December 19, 2011

Search resumes for N-waste site

With Nevada rejecting the radioactive trash, the government looks again at burial in granite.

The Associated Press

MONTPELIER, Vt. - The likely death of a planned nuclear waste site at Nevada's Yucca Mountain has left federal agencies looking for a possible replacement. A national lab working for the U.S. Department of Energy is now eyeing granite deposits stretching from Georgia to Maine as potential sites, along with big sections of Minnesota and Wisconsin where that rock is prevalent.

Three decades after the 1982 Nuclear Waste Policy Act said the federal government would handle disposal of high-level radioactive waste, the United States still has no agreed-upon solution for where and how to dispose of about 70,000 metric tons of it. About 10 percent is from the military's nuclear weapons programs; most of the rest is piling up at reactor sites around the country.
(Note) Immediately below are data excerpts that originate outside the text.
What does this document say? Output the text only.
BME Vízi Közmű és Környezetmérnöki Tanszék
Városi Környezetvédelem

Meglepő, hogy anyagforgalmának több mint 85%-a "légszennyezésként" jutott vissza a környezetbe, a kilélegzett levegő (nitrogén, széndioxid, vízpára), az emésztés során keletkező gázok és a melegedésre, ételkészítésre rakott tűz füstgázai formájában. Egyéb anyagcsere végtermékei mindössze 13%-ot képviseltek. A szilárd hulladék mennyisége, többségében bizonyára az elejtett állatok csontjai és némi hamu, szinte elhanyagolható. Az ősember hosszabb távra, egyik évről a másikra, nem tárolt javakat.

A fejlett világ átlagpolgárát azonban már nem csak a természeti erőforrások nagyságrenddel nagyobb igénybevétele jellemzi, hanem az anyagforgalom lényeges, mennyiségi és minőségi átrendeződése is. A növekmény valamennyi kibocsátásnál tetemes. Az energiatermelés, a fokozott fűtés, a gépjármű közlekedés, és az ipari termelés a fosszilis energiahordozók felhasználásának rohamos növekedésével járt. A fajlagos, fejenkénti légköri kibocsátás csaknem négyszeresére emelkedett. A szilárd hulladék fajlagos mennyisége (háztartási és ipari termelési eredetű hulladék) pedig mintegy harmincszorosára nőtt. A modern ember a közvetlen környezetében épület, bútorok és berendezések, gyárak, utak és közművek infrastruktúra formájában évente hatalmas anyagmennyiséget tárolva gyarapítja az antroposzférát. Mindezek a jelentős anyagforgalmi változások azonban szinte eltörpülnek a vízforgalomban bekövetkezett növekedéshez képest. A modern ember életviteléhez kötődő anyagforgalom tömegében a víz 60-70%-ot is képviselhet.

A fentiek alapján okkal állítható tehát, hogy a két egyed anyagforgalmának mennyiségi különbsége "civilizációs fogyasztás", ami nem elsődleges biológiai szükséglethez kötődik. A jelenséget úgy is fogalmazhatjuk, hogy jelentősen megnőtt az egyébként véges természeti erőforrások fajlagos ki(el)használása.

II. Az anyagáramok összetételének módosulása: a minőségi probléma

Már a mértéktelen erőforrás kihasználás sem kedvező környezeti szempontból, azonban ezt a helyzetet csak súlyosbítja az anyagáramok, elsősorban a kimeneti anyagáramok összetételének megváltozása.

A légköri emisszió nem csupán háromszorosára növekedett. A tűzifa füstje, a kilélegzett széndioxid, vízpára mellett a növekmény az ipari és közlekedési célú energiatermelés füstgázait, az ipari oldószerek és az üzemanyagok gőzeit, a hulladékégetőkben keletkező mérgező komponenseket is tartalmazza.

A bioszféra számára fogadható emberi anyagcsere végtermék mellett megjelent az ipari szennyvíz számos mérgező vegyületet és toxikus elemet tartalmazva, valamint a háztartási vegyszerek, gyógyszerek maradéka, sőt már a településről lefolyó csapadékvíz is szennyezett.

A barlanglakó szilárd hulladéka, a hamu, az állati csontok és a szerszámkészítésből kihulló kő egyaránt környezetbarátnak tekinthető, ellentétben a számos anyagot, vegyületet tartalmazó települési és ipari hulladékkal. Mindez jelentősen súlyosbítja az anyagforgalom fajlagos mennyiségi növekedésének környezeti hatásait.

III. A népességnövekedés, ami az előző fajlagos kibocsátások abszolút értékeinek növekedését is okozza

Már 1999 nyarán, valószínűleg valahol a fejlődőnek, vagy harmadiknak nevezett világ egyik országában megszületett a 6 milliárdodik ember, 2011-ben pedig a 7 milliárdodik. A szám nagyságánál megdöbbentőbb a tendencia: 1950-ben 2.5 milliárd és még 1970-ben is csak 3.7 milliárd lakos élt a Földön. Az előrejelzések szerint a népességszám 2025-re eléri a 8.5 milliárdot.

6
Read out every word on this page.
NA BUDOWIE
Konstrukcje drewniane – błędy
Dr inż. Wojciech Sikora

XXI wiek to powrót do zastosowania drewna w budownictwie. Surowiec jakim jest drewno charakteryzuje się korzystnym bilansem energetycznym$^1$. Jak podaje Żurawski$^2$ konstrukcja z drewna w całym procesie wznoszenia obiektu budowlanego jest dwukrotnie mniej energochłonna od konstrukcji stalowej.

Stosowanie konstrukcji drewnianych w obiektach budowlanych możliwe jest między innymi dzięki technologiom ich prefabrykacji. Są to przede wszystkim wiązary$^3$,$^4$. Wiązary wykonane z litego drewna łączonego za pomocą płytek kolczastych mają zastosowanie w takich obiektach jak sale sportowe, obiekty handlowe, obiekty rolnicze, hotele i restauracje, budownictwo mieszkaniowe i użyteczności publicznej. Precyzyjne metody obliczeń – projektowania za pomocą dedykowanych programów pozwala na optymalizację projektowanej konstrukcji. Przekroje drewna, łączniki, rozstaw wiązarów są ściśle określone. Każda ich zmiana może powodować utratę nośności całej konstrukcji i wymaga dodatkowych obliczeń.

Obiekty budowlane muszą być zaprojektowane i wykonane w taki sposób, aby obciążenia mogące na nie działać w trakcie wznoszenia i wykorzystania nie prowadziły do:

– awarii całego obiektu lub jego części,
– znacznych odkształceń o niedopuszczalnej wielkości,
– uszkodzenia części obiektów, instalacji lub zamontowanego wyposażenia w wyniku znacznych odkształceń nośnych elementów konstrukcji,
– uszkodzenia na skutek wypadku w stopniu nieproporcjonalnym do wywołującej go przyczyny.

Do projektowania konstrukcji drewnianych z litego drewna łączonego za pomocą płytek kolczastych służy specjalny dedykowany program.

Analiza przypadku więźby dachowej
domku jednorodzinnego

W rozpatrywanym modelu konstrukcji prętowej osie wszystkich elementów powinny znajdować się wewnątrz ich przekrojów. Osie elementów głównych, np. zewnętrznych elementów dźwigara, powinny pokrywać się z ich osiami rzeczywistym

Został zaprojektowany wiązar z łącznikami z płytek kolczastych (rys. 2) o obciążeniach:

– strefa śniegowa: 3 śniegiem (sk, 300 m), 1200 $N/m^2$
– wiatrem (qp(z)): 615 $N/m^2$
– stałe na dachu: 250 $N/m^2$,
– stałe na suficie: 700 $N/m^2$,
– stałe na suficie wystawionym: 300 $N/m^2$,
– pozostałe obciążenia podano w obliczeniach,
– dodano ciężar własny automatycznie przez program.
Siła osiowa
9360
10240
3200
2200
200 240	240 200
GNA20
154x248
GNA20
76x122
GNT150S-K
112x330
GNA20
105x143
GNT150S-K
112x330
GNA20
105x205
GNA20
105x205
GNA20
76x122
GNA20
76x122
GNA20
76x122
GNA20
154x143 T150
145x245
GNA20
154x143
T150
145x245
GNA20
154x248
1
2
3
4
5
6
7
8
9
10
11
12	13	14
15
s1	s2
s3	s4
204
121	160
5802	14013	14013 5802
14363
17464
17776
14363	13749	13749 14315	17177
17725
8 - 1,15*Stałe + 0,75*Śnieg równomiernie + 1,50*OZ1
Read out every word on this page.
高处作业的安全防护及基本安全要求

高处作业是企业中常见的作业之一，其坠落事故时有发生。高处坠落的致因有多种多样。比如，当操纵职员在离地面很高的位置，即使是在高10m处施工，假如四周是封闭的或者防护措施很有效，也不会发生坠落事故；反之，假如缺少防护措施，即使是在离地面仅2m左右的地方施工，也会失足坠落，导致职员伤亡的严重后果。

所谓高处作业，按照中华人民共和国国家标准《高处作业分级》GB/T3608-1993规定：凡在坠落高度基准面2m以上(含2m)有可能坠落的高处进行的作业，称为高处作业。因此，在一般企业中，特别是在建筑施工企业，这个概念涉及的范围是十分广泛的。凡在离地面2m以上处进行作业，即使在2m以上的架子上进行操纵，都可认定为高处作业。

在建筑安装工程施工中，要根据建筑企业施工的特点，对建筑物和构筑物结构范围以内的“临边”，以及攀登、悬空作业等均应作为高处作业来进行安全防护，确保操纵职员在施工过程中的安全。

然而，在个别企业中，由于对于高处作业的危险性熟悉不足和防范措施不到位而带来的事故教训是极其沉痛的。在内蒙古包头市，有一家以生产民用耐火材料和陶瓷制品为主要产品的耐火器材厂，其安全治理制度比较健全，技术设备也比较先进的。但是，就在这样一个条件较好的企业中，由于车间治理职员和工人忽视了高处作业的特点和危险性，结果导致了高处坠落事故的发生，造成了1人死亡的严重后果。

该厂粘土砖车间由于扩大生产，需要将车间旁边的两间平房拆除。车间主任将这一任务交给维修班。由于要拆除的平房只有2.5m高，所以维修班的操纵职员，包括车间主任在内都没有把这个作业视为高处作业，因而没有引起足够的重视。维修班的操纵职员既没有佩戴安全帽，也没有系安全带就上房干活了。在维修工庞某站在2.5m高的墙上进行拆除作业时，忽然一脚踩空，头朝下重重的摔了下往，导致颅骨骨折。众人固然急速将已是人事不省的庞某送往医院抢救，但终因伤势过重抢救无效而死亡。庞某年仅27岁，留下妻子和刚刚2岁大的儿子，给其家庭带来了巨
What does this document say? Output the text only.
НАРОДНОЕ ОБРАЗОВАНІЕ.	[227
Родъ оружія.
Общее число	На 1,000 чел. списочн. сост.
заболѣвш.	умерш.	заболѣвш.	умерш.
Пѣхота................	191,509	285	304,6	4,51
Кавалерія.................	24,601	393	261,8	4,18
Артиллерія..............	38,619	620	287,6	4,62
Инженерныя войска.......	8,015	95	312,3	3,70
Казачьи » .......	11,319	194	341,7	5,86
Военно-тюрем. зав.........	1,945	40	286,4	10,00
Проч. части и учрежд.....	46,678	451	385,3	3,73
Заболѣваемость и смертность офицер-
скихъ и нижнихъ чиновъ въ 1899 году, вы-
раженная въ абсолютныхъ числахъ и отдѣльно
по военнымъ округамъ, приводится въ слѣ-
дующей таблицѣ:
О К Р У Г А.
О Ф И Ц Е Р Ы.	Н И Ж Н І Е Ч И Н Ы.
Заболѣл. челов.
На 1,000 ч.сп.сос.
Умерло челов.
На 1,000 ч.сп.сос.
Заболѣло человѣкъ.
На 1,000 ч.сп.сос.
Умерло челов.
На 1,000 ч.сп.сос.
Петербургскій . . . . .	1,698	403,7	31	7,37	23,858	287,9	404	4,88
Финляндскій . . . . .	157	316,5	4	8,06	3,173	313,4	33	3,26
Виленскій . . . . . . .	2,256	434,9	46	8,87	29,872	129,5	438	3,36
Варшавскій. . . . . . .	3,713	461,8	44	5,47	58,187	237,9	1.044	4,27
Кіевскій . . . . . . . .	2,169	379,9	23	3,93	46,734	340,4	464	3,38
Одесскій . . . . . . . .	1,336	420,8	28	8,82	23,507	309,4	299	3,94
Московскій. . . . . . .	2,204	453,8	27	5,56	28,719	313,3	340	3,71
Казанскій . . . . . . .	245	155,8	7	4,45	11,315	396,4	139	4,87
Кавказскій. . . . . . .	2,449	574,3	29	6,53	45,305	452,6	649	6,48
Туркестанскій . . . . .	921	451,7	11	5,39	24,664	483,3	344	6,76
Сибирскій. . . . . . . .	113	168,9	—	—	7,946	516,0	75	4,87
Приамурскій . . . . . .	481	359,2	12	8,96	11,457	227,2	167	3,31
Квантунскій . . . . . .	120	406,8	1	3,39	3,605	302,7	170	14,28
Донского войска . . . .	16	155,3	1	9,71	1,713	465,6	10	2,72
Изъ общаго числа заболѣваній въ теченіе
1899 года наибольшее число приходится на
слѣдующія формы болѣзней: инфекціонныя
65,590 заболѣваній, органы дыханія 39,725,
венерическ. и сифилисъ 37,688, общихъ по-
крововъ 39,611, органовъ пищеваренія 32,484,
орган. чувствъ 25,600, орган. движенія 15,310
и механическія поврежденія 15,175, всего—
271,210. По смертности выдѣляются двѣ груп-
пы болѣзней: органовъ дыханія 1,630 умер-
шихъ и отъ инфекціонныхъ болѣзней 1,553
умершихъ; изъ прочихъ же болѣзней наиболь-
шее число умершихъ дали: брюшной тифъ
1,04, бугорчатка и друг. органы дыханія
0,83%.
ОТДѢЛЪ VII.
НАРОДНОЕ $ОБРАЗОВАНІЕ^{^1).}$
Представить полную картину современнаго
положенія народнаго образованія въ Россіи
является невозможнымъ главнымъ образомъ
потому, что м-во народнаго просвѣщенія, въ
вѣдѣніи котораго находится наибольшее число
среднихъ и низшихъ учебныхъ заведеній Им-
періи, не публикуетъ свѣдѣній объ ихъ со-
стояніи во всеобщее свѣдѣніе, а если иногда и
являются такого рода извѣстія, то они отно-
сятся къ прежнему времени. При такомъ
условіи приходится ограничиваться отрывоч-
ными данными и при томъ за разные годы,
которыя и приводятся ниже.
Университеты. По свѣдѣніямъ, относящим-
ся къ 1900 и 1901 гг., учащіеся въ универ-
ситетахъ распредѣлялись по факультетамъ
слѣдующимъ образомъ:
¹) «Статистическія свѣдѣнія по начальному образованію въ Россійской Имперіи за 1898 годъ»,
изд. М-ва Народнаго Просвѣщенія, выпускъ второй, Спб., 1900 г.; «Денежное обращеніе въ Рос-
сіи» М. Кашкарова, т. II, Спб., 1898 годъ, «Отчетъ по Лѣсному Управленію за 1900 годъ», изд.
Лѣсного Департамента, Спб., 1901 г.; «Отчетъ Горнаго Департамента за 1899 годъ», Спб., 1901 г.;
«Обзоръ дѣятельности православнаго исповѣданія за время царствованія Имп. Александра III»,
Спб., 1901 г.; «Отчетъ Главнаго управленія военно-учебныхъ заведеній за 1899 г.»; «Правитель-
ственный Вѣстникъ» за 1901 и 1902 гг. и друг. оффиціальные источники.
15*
In 1986, the U.S. Energy Department chose the Sebago Lake batholith -- a rock formation adjacent to the source of drinking water for Greater Portland -- as a finalist site for a high-level nuclear waste dump. The Energy Department indefinitely suspended the siting process after its choice of the Maine location, as well as another finalist site in New Hampshire, generated massive opposition.

Amendments to the law in 1987 designated Yucca Mountain as the only potential site to be studied. But with Senate Majority Leader Harry Reid, D-Nev., vehemently opposed, Barack Obama's administration last year directed the Energy Department to withdraw its license application for the site, which was filed with the U.S. Nuclear Regulatory Commission.

The study done by the Sandia National Laboratory in New Mexico received little notice when it was released in August. It said that with Yucca Mountain no longer in the picture, "other disposal environments in the U.S. are once again being investigated."

Andrew Orrell, director of nuclear energy and fuel cycle programs at Sandia, said, "There is no leading candidate (among potential sites) of any kind, because there is no program at the moment for siting repositories."

John Keeley of the Nuclear Energy Institute said there is also no effort in Congress to break the logjam.